Esta saudável manifestação trouxe à baila assuntos relevantes, não só para nossa classe como para o país, entre os quais:

  1. O envolvimento com campanhas contra a alta de impostos, como a MP 232 e Xô-CPMF, com participação direta dos CRCs, Sindicatos da Categoria e com colaboração maciça dos profissionais liberais de todo país.
  2. A discussão sobre a excessiva multiplicação de obrigações acessórias complexas, a incidência de multas de valores significativos e a desconsideração, pelas autoridades fazendárias, dos relevantes serviços executados pelos contabilistas nas apurações de tributos, controles e apoio a população carente (como mutirões para preenchimento e entrega da Declaração do Imposto de Renda – Pessoa Física).
  3. A divulgação das doações e deduções fiscais para os Fundos da Criança e do Adolescente, Fundo dos Idosos e outras possibilidades de doações incentivadas.
  4. Debates relevantes sobre a aplicação de Normas Internacionais de Contabilidade, e seu extremismo no Brasil (pequenos empreendimentos e entidades sem fins lucrativos são obrigados a cumprir as normas internacionais – em nenhuma parte do mundo existe um radicalismo tão grande com a abrangência de tais normas como no Brasil).
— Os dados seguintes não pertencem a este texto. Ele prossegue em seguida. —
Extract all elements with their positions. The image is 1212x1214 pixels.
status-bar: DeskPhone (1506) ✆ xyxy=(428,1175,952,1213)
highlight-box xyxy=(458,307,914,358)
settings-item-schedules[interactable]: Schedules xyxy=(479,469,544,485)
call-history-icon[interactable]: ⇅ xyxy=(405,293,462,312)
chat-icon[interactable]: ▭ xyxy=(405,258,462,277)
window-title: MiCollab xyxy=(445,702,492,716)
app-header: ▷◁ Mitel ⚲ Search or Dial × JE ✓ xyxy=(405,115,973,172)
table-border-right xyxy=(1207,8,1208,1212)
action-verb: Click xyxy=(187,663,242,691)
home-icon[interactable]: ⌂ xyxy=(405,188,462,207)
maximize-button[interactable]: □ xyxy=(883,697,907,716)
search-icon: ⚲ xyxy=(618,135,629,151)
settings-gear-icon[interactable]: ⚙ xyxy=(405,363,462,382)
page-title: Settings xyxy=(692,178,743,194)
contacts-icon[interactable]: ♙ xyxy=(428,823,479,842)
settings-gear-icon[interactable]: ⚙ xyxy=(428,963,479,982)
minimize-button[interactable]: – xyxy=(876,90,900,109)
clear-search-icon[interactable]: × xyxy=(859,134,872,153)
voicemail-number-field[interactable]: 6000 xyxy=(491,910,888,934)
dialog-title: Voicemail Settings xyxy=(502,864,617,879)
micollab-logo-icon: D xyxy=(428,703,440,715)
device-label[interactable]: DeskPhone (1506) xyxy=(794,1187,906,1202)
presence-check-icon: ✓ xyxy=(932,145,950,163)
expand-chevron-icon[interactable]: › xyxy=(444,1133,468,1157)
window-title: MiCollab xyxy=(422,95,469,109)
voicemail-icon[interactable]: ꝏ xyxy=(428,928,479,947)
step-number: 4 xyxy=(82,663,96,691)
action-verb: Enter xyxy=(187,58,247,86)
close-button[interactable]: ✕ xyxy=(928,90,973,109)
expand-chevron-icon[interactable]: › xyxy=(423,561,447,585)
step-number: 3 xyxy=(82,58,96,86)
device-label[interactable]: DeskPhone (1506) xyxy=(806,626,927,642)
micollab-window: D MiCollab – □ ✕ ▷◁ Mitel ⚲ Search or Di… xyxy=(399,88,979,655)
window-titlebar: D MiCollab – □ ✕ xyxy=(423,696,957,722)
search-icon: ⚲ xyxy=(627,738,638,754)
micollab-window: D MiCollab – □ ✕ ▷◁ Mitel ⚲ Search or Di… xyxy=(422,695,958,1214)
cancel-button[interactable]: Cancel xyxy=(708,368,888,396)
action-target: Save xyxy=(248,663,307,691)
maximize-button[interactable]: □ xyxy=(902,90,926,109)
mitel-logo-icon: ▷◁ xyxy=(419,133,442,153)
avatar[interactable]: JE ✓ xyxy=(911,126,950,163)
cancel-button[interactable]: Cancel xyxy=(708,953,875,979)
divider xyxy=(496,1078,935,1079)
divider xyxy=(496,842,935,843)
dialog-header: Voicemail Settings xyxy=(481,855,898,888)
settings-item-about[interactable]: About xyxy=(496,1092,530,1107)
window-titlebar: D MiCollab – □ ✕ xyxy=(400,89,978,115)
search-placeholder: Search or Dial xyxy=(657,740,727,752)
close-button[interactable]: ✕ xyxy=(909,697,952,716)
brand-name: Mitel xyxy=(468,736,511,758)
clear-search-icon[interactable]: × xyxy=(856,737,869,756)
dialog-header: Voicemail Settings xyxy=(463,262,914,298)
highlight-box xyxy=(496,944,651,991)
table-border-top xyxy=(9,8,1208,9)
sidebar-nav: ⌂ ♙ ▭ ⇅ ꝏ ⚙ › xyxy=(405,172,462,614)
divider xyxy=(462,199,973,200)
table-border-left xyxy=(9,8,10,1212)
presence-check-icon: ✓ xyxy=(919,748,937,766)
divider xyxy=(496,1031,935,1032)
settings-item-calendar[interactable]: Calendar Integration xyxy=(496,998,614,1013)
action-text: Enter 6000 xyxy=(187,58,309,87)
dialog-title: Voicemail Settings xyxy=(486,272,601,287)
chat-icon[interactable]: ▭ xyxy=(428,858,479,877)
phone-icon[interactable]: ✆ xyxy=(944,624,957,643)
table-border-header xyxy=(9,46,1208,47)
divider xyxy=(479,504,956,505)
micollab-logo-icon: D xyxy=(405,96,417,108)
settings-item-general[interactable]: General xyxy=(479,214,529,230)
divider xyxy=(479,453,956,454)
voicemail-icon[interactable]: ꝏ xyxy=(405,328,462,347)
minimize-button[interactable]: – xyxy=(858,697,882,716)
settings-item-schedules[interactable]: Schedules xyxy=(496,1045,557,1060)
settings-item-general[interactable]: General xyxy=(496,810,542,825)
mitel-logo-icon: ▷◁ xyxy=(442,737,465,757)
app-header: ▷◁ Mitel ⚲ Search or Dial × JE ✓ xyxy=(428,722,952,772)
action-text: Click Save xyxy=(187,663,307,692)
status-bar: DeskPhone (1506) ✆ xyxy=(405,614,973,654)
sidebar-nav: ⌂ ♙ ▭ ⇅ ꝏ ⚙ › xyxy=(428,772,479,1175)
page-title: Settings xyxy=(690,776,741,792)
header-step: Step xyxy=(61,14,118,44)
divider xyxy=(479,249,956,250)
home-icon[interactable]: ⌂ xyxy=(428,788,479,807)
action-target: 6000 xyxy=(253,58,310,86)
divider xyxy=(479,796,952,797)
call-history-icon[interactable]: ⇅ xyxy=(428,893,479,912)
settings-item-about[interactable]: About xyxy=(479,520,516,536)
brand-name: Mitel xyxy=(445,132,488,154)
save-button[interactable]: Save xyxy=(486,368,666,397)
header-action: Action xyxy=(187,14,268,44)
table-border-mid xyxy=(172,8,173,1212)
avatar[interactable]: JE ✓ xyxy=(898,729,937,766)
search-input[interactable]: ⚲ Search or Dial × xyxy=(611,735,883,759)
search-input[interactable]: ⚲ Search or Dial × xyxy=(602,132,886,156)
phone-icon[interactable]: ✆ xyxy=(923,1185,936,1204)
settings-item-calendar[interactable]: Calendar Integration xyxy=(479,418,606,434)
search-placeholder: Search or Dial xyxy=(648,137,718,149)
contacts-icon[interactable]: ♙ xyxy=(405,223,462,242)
Mas reconheço que ainda temos que avançar. Nossa classe científica, que vive e coopera diariamente com empreendedores de todo país, deve avançar nas discussões e proposições de mudanças, tais como: reforma tributária, simplificação burocrática para os pequenos empreendimentos, redução de tributos, combate à corrupção e avanços na transparência das contas dos governos Federal, Estaduais e Municipais.

Conclamo você a escrever para o CRC de seu Estado, seu Sindicato e outras entidades que participa, meios formais (jornal, rádio, televisão, revistas) ou mesmo elaborar proposições abertas ao público (blogs) – não podemos mais ficar alheios às mudanças necessárias no Brasil, especialmente aquelas que atingem diretamente a população e aos negócios e empreendimentos sociais.

Se nos calarmos agora, nossa omissão será uma das causas da continuidade do sentimento de frustração que acomete os empreendedores e profissionais desta Nação. Afinal, somos quase 500.000 profissionais no país – temos força suficiente, temos votos, temos participações e lideranças, capacidades e visão necessária para colaborar com um Brasil livre da corrupção, dos desperdícios, da negligência com os recursos públicos e com a imposição de regras tributárias, contábeis, trabalhistas e previdenciárias absurdas, que inibem negócios e o crescimento econômico e social que tanto almejamos.